Method to remove silent mutations #1252

Open jeromekelleher opened 3 years ago

jeromekelleher commented 3 years ago

As discussed in an msprime issue (https://github.com/tskit-dev/msprime/pull/1548#issuecomment-801165185) it would be useful to have a method to remove silent mutations.

Snags:

  1. Which mutation do we keep?
  2. What do we do with metadata? (options: ignore entirely, only consider mutations silent if their metadata is identical, ...)

There is also possibility of adding this to the canonicalise operation, but on reflection I think maybe not (mostly because of metadata question)

petrelharp commented 3 years ago

Which mutation do we keep?

Any mutation where derived_state != previous state.

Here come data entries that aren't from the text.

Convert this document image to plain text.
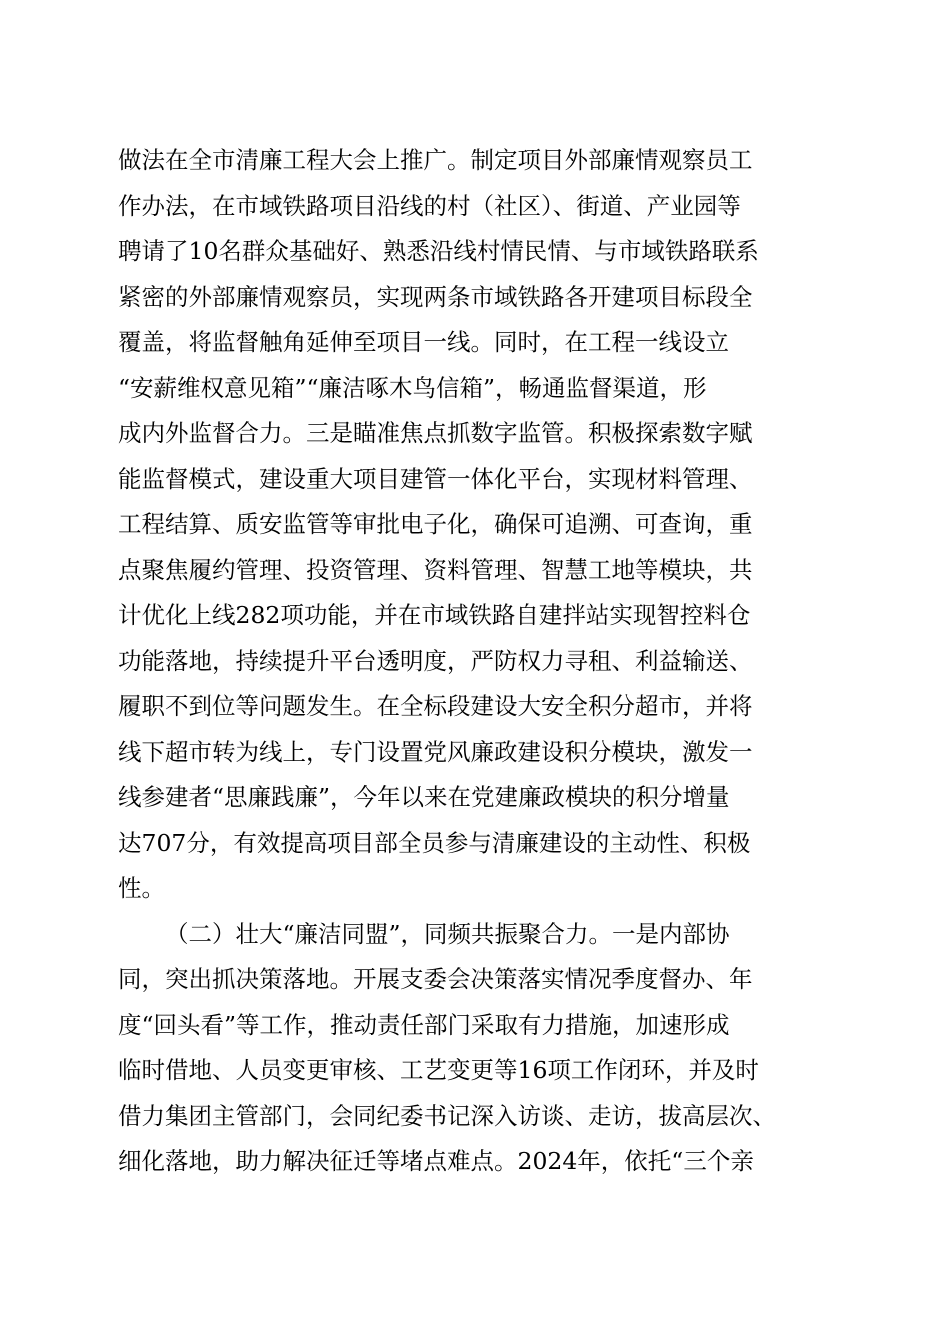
做法在全市清廉工程大会上推广。制定项目外部廉情观察员工
作办法，在市域铁路项目沿线的村（社区）、街道、产业园等
聘请了10名群众基础好、熟悉沿线村情民情、与市域铁路联系
紧密的外部廉情观察员，实现两条市域铁路各开建项目标段全
覆盖，将监督触角延伸至项目一线。同时，在工程一线设立
“安薪维权意见箱”“廉洁啄木鸟信箱”，畅通监督渠道，形
成内外监督合力。三是瞄准焦点抓数字监管。积极探索数字赋
能监督模式，建设重大项目建管一体化平台，实现材料管理、
工程结算、质安监管等审批电子化，确保可追溯、可查询，重
点聚焦履约管理、投资管理、资料管理、智慧工地等模块，共
计优化上线282项功能，并在市域铁路自建拌站实现智控料仓
功能落地，持续提升平台透明度，严防权力寻租、利益输送、
履职不到位等问题发生。在全标段建设大安全积分超市，并将
线下超市转为线上，专门设置党风廉政建设积分模块，激发一
线参建者“思廉践廉”，今年以来在党建廉政模块的积分增量
达707分，有效提高项目部全员参与清廉建设的主动性、积极
性。
（二）壮大“廉洁同盟”，同频共振聚合力。一是内部协
同，突出抓决策落地。开展支委会决策落实情况季度督办、年
度“回头看”等工作，推动责任部门采取有力措施，加速形成
临时借地、人员变更审核、工艺变更等16项工作闭环，并及时
借力集团主管部门，会同纪委书记深入访谈、走访，拔高层次、
细化落地，助力解决征迁等堵点难点。2024年，依托“三个亲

But - I'm not sure we even want to provide this method? The only semi-legit use case I can think of is if someone simulates from some strange model where there's lots and lots of silent mutations, and wants to remove them for efficiency. For sure people might think they want it in other situations, but I'm not convinced.

jeromekelleher commented 3 years ago

Which mutation do we keep? Any mutation where derived_state != previous state.

Suppose we have a chain of mutations A -> A -> .... -> A. Do we keep the first or the last one?

The method is pretty low-priority for me too, just opening this issue as a way to track the discussion.

petrelharp commented 3 years ago

Suppose we have a chain of mutations A -> A -> .... -> A. Do we keep the first or the last one?

If the first A is the ancestral state, then we keep none of them! If it's T -> A -> A -> ... then we keep only the first one.